I follow the debates this election year by reading the accounts of the debates in the news stories and columns of the major papers. Meantime, I know if the Republicans were going to nominate somebody of the stature of Nelson Rockefeller or Bill Scranton, I might vote for one of these prominent Republicans.

When I wrote editorial endorsements for The Journal Gazette, I could have easily been endorsing a Republican as a Democrat. (Under an earlier editor, my paper went from being a “Democratic” organ to one listed in industry publications as “Independent.”)

But a couple of words about presidential debates. I think they help acquaint viewers with important issues. I think they help the candidates learn whether they can muster the support they need to keep up their campaign.

Meantime, they help winnow out the weaker candidates, a process that says nothing about their ability or their political smarts. Remember that Richard Nixon rebounded from his loss to JFK and won election as president.

Like Nixon, Hillary Clinton probably is the most well-qualified. Who knows politics better? Who knows the job of being president better?
Who knows foreign policy better?

Yet it’s unfortunate that during all the years in the public eye, she cut ethical corners. Maybe not any more corners than other nominees. Many adults will remember “I am not a crook” Nixon, who in fact did unleash aides against political enemies. Yes, “Tricky Dick” was a crook.

Yet he did withdraw troops from Vietnam. He launched good social programs. He launched better relations with the Soviet Union. When he had lost most all of his support in Congress, he resigned with what I thought showed a lot of dignity and grace.

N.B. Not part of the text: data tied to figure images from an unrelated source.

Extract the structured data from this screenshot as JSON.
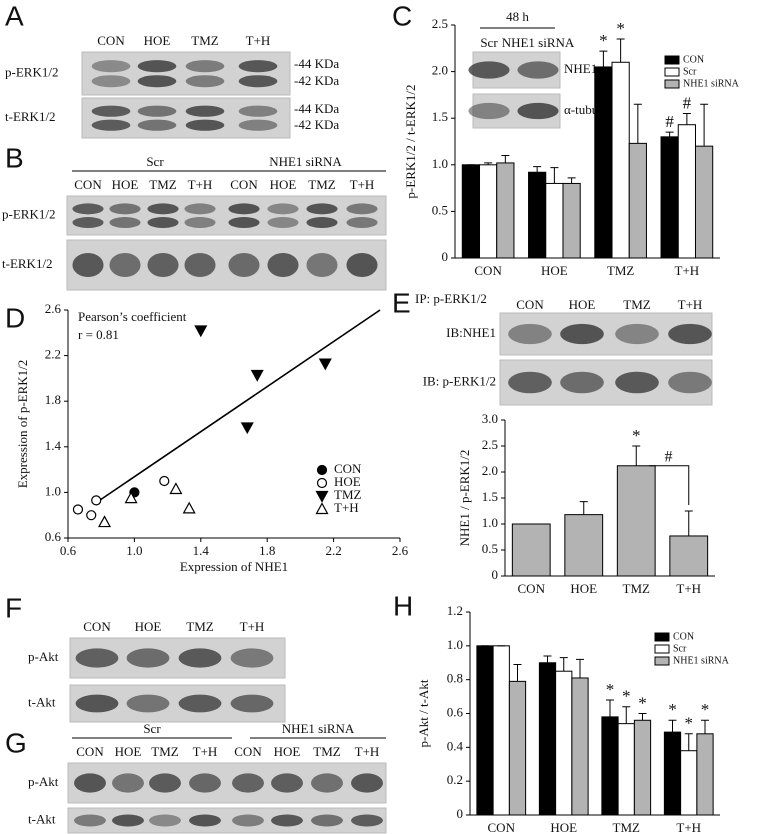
{
  "chart_data": [
    {
      "panel": "C",
      "type": "bar",
      "ylabel": "p-ERK1/2 / t-ERK1/2",
      "categories": [
        "CON",
        "HOE",
        "TMZ",
        "T+H"
      ],
      "series": [
        {
          "name": "CON",
          "color": "#000000",
          "values": [
            1.0,
            0.92,
            2.05,
            1.3
          ],
          "errors": [
            0,
            0.06,
            0.17,
            0.05
          ],
          "annotations": [
            null,
            null,
            "*",
            "#"
          ]
        },
        {
          "name": "Scr",
          "color": "#ffffff",
          "values": [
            1.0,
            0.8,
            2.1,
            1.43
          ],
          "errors": [
            0.02,
            0.17,
            0.25,
            0.12
          ],
          "annotations": [
            null,
            null,
            "*",
            "#"
          ]
        },
        {
          "name": "NHE1 siRNA",
          "color": "#b3b3b3",
          "values": [
            1.02,
            0.8,
            1.23,
            1.2
          ],
          "errors": [
            0.08,
            0.06,
            0.42,
            0.45
          ],
          "annotations": [
            null,
            null,
            null,
            null
          ]
        }
      ],
      "ylim": [
        0,
        2.5
      ],
      "yticks": [
        0,
        0.5,
        {
          "value": 1,
          "label": "1.0"
        },
        1.5,
        {
          "value": 2,
          "label": "2.0"
        },
        2.5
      ]
    },
    {
      "panel": "D",
      "type": "scatter",
      "xlabel": "Expression of NHE1",
      "ylabel": "Expression of p-ERK1/2",
      "series": [
        {
          "name": "CON",
          "marker": "circle",
          "filled": true,
          "x": [
            1.0
          ],
          "y": [
            1.0
          ]
        },
        {
          "name": "HOE",
          "marker": "circle",
          "filled": false,
          "x": [
            0.66,
            0.74,
            0.77,
            1.18
          ],
          "y": [
            0.85,
            0.8,
            0.93,
            1.1
          ]
        },
        {
          "name": "TMZ",
          "marker": "triangle-down",
          "filled": true,
          "x": [
            1.4,
            1.74,
            1.68,
            2.15
          ],
          "y": [
            2.42,
            2.03,
            1.57,
            2.13
          ]
        },
        {
          "name": "T+H",
          "marker": "triangle-up",
          "filled": false,
          "x": [
            0.82,
            0.98,
            1.25,
            1.33
          ],
          "y": [
            0.74,
            0.95,
            1.03,
            0.86
          ]
        }
      ],
      "fit_line": {
        "x": [
          0.79,
          2.48
        ],
        "y": [
          0.93,
          2.6
        ]
      },
      "annotations": [
        "Pearson’s coefficient",
        "r = 0.81"
      ],
      "xlim": [
        0.6,
        2.6
      ],
      "xticks": [
        0.6,
        {
          "value": 1,
          "label": "1.0"
        },
        1.4,
        1.8,
        2.2,
        2.6
      ],
      "ylim": [
        0.6,
        2.6
      ],
      "yticks": [
        0.6,
        {
          "value": 1,
          "label": "1.0"
        },
        1.4,
        1.8,
        2.2,
        2.6
      ]
    },
    {
      "panel": "E",
      "type": "bar",
      "ylabel": "NHE1 / p-ERK1/2",
      "categories": [
        "CON",
        "HOE",
        "TMZ",
        "T+H"
      ],
      "series": [
        {
          "color": "#b3b3b3",
          "values": [
            1.0,
            1.18,
            2.12,
            0.77
          ],
          "errors": [
            0,
            0.25,
            0.38,
            0.48
          ],
          "annotations": [
            null,
            null,
            "*",
            null
          ]
        }
      ],
      "bracket_label": "#",
      "ylim": [
        0,
        3
      ],
      "yticks": [
        0,
        0.5,
        {
          "value": 1,
          "label": "1.0"
        },
        1.5,
        {
          "value": 2,
          "label": "2.0"
        },
        2.5,
        {
          "value": 3,
          "label": "3.0"
        }
      ]
    },
    {
      "panel": "H",
      "type": "bar",
      "ylabel": "p-Akt / t-Akt",
      "categories": [
        "CON",
        "HOE",
        "TMZ",
        "T+H"
      ],
      "series": [
        {
          "name": "CON",
          "color": "#000000",
          "values": [
            1.0,
            0.9,
            0.58,
            0.49
          ],
          "errors": [
            0,
            0.04,
            0.1,
            0.07
          ],
          "annotations": [
            null,
            null,
            "*",
            "*"
          ]
        },
        {
          "name": "Scr",
          "color": "#ffffff",
          "values": [
            1.0,
            0.85,
            0.54,
            0.38
          ],
          "errors": [
            0,
            0.08,
            0.1,
            0.1
          ],
          "annotations": [
            null,
            null,
            "*",
            "*"
          ]
        },
        {
          "name": "NHE1 siRNA",
          "color": "#b3b3b3",
          "values": [
            0.79,
            0.81,
            0.56,
            0.48
          ],
          "errors": [
            0.1,
            0.11,
            0.04,
            0.08
          ],
          "annotations": [
            null,
            null,
            "*",
            "*"
          ]
        }
      ],
      "ylim": [
        0,
        1.2
      ],
      "yticks": [
        0,
        0.2,
        0.4,
        0.6,
        0.8,
        {
          "value": 1,
          "label": "1.0"
        },
        1.2
      ]
    }
  ],
  "blots": [
    {
      "panel": "A",
      "lanes": [
        "CON",
        "HOE",
        "TMZ",
        "T+H"
      ],
      "rows": [
        {
          "label": "p-ERK1/2",
          "markers": [
            "-44 KDa",
            "-42 KDa"
          ]
        },
        {
          "label": "t-ERK1/2",
          "markers": [
            "-44 KDa",
            "-42 KDa"
          ]
        }
      ]
    },
    {
      "panel": "B",
      "groups": [
        "Scr",
        "NHE1 siRNA"
      ],
      "lanes": [
        "CON",
        "HOE",
        "TMZ",
        "T+H",
        "CON",
        "HOE",
        "TMZ",
        "T+H"
      ],
      "rows": [
        {
          "label": "p-ERK1/2"
        },
        {
          "label": "t-ERK1/2"
        }
      ]
    },
    {
      "time": "48 h",
      "lanes": [
        "Scr",
        "NHE1 siRNA"
      ],
      "rows": [
        {
          "label": "NHE1"
        },
        {
          "label": "α-tubulin"
        }
      ]
    },
    {
      "ip": "IP: p-ERK1/2",
      "lanes": [
        "CON",
        "HOE",
        "TMZ",
        "T+H"
      ],
      "rows": [
        {
          "label": "IB:NHE1"
        },
        {
          "label": "IB: p-ERK1/2"
        }
      ]
    },
    {
      "panel": "F",
      "lanes": [
        "CON",
        "HOE",
        "TMZ",
        "T+H"
      ],
      "rows": [
        {
          "label": "p-Akt"
        },
        {
          "label": "t-Akt"
        }
      ]
    },
    {
      "panel": "G",
      "groups": [
        "Scr",
        "NHE1 siRNA"
      ],
      "lanes": [
        "CON",
        "HOE",
        "TMZ",
        "T+H",
        "CON",
        "HOE",
        "TMZ",
        "T+H"
      ],
      "rows": [
        {
          "label": "p-Akt"
        },
        {
          "label": "t-Akt"
        }
      ]
    }
  ]
}
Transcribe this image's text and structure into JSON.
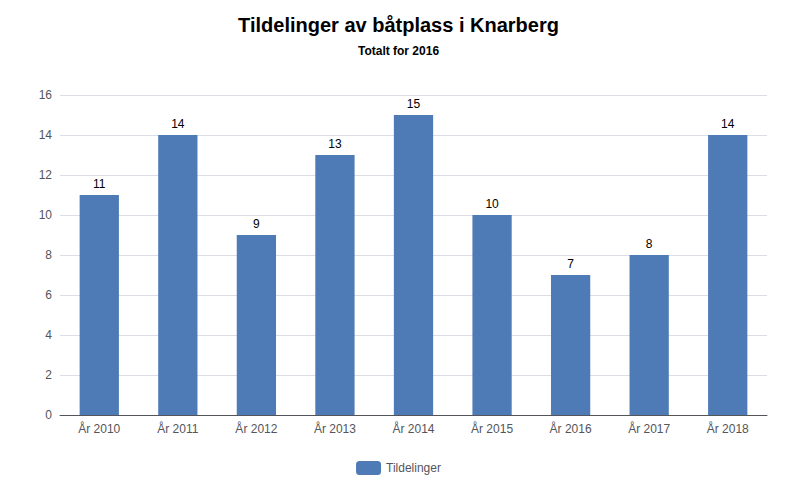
{
  "chart_data": {
    "type": "bar",
    "title": "Tildelinger av båtplass i Knarberg",
    "subtitle": "Totalt for 2016",
    "categories": [
      "År 2010",
      "År 2011",
      "År 2012",
      "År 2013",
      "År 2014",
      "År 2015",
      "År 2016",
      "År 2017",
      "År 2018"
    ],
    "series": [
      {
        "name": "Tildelinger",
        "color": "#4E7BB5",
        "values": [
          11,
          14,
          9,
          13,
          15,
          10,
          7,
          8,
          14
        ]
      }
    ],
    "ylim": [
      0,
      16
    ],
    "yticks": [
      0,
      2,
      4,
      6,
      8,
      10,
      12,
      14,
      16
    ],
    "grid": true,
    "legend": "bottom",
    "data_labels": true
  }
}
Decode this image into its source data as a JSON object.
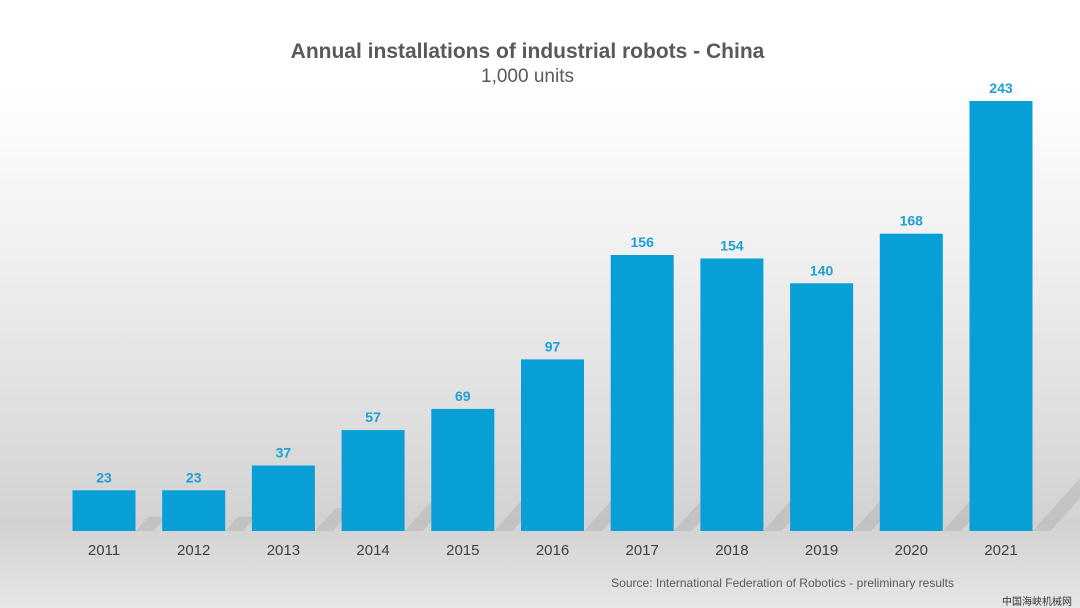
{
  "chart_data": {
    "type": "bar",
    "title": "Annual installations of industrial robots - China",
    "subtitle": "1,000 units",
    "categories": [
      "2011",
      "2012",
      "2013",
      "2014",
      "2015",
      "2016",
      "2017",
      "2018",
      "2019",
      "2020",
      "2021"
    ],
    "values": [
      23,
      23,
      37,
      57,
      69,
      97,
      156,
      154,
      140,
      168,
      243
    ],
    "xlabel": "",
    "ylabel": "",
    "ylim": [
      0,
      243
    ],
    "grid": false,
    "legend": "none",
    "data_labels": true,
    "bar_color": "#089ed6",
    "label_color": "#1f9fd3",
    "tick_color": "#404040"
  },
  "source_note": "Source: International Federation of Robotics - preliminary results",
  "watermark": "中国海峡机械网"
}
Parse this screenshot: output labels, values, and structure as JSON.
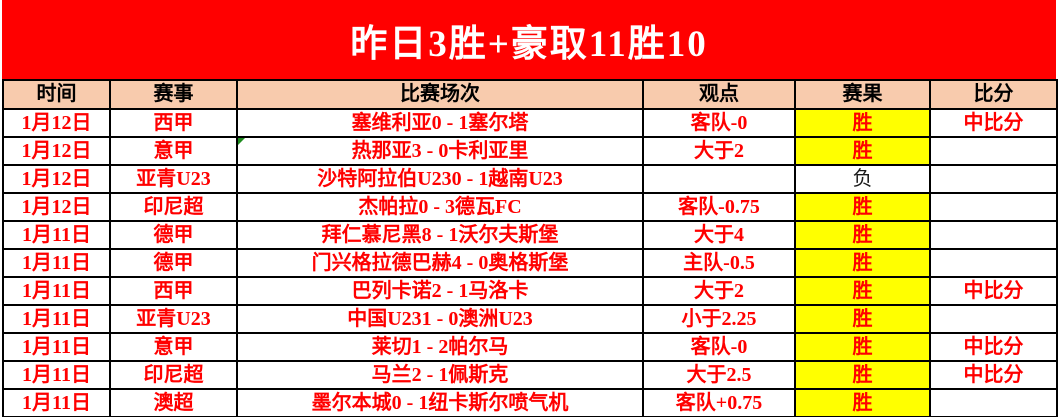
{
  "banner": {
    "title": "昨日3胜+豪取11胜10"
  },
  "table": {
    "columns": [
      "时间",
      "赛事",
      "比赛场次",
      "观点",
      "赛果",
      "比分"
    ],
    "rows": [
      {
        "date": "1月12日",
        "league": "西甲",
        "match": "塞维利亚0 - 1塞尔塔",
        "view": "客队-0",
        "result": "胜",
        "outcome": "win",
        "score": "中比分",
        "note_marker": false
      },
      {
        "date": "1月12日",
        "league": "意甲",
        "match": "热那亚3 - 0卡利亚里",
        "view": "大于2",
        "result": "胜",
        "outcome": "win",
        "score": "",
        "note_marker": true
      },
      {
        "date": "1月12日",
        "league": "亚青U23",
        "match": "沙特阿拉伯U230 - 1越南U23",
        "view": "",
        "result": "负",
        "outcome": "loss",
        "score": "",
        "note_marker": false
      },
      {
        "date": "1月12日",
        "league": "印尼超",
        "match": "杰帕拉0 - 3德瓦FC",
        "view": "客队-0.75",
        "result": "胜",
        "outcome": "win",
        "score": "",
        "note_marker": false
      },
      {
        "date": "1月11日",
        "league": "德甲",
        "match": "拜仁慕尼黑8 - 1沃尔夫斯堡",
        "view": "大于4",
        "result": "胜",
        "outcome": "win",
        "score": "",
        "note_marker": false
      },
      {
        "date": "1月11日",
        "league": "德甲",
        "match": "门兴格拉德巴赫4 - 0奥格斯堡",
        "view": "主队-0.5",
        "result": "胜",
        "outcome": "win",
        "score": "",
        "note_marker": false
      },
      {
        "date": "1月11日",
        "league": "西甲",
        "match": "巴列卡诺2 - 1马洛卡",
        "view": "大于2",
        "result": "胜",
        "outcome": "win",
        "score": "中比分",
        "note_marker": false
      },
      {
        "date": "1月11日",
        "league": "亚青U23",
        "match": "中国U231 - 0澳洲U23",
        "view": "小于2.25",
        "result": "胜",
        "outcome": "win",
        "score": "",
        "note_marker": false
      },
      {
        "date": "1月11日",
        "league": "意甲",
        "match": "莱切1 - 2帕尔马",
        "view": "客队-0",
        "result": "胜",
        "outcome": "win",
        "score": "中比分",
        "note_marker": false
      },
      {
        "date": "1月11日",
        "league": "印尼超",
        "match": "马兰2 - 1佩斯克",
        "view": "大于2.5",
        "result": "胜",
        "outcome": "win",
        "score": "中比分",
        "note_marker": false
      },
      {
        "date": "1月11日",
        "league": "澳超",
        "match": "墨尔本城0 - 1纽卡斯尔喷气机",
        "view": "客队+0.75",
        "result": "胜",
        "outcome": "win",
        "score": "",
        "note_marker": false
      }
    ]
  },
  "colors": {
    "banner_bg": "#FF0000",
    "banner_text": "#FFFFFF",
    "header_bg": "#F8CBAD",
    "header_text": "#000000",
    "row_text": "#FF0000",
    "win_bg": "#FFFF00",
    "loss_text": "#1A1A1A",
    "note_marker": "#1E8C1E"
  }
}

The debates made Kennedy. With wit, style and a command of issues, he proved himself equal to the formidable and experienced Vice President. (Nixon, in college, had been a star debater.)

I won’t be surprised if the best Republican debater becomes the party’s nominee. In my judgment that person who will have the best chance of beating Mrs. Clinton likely will be seen by the majority of voters as the most moderate.

I do love this season when the presidential campaign gets into full swing. I recall the vigorous debates we had on the editorial board about the candidates. I enjoyed interviewing a few, including Bill Clinton. (What a charmer!)

To be sure, few enjoy the access I did or follow the campaigns as avidly as I did as an editorial writer. But I think lots more people perk up as the campaigns get started with TV debates and big local events.

We do care about the presidential election. We do care who gets to become president. I think if you ask them, they’ll say “Of course, it matters.”